The Tax Policy Center estimated that the tax plan would result in only $179 billion of growth, leaving $1.4 trillion in red ink on the deficit and increasing our debt-to-GDP ratio by over 5 percent.                                                              

Another analysis of the Senate Republican tax plan using the Penn-Wharton model found that “even with assumptions favorable to economic growth, the Senate tax bill increases debt by over $1.5 trillion over the next decade.”

And, amazingly, the Trump Administration’s Treasury Department released a one-page report estimating that the bill would pay for itself, but only if you factor in the rosy assumptions of growth that were included in President Trump’s budget, and are widely discredited by economists of all stripes. The President’s budget request assumed the passage of entitlement reform and an infrastructure bill, both of which have not yet been written or proposed, let alone enacted.
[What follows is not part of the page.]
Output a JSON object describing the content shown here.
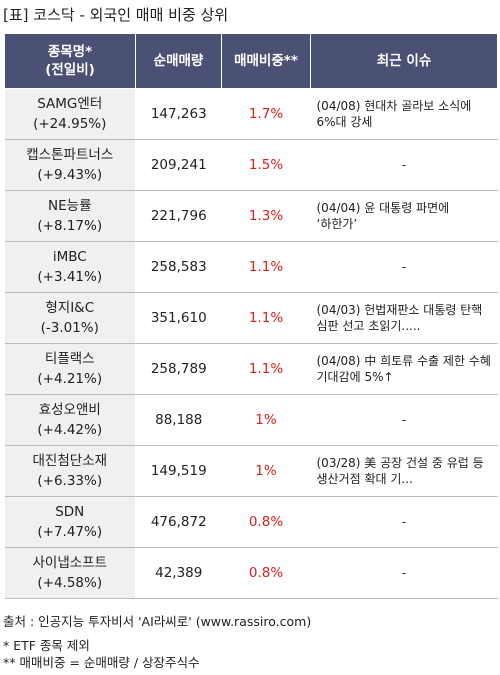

Even with an audacious use of fake math, the Treasury Department’s analysis has to assume that yet-to-be-proposed bills are passed in order to say the tax bill doesn’t add to the deficit.

Madam President, no amount of fake math can change the fact that the Republican tax bill will be a boon to the wealthiest Americans and largest corporations while increasing taxes for millions of middle-class families and leaving 13 million Americans without healthcare.

And as all three reports today prove, it will add over a trillion to the debt and deficit, starving our ability to invest in infrastructure, education, and scientific research, and endangering Social Security, Medicare, and Medicaid.

Republicans still have time to turn back from this ugly, awful bill – widely disliked by the American people - and work with Democrats on real bipartisan tax reform that actually lowers taxes for middle-class families and stimulates economic growth without adding a penny to the deficit.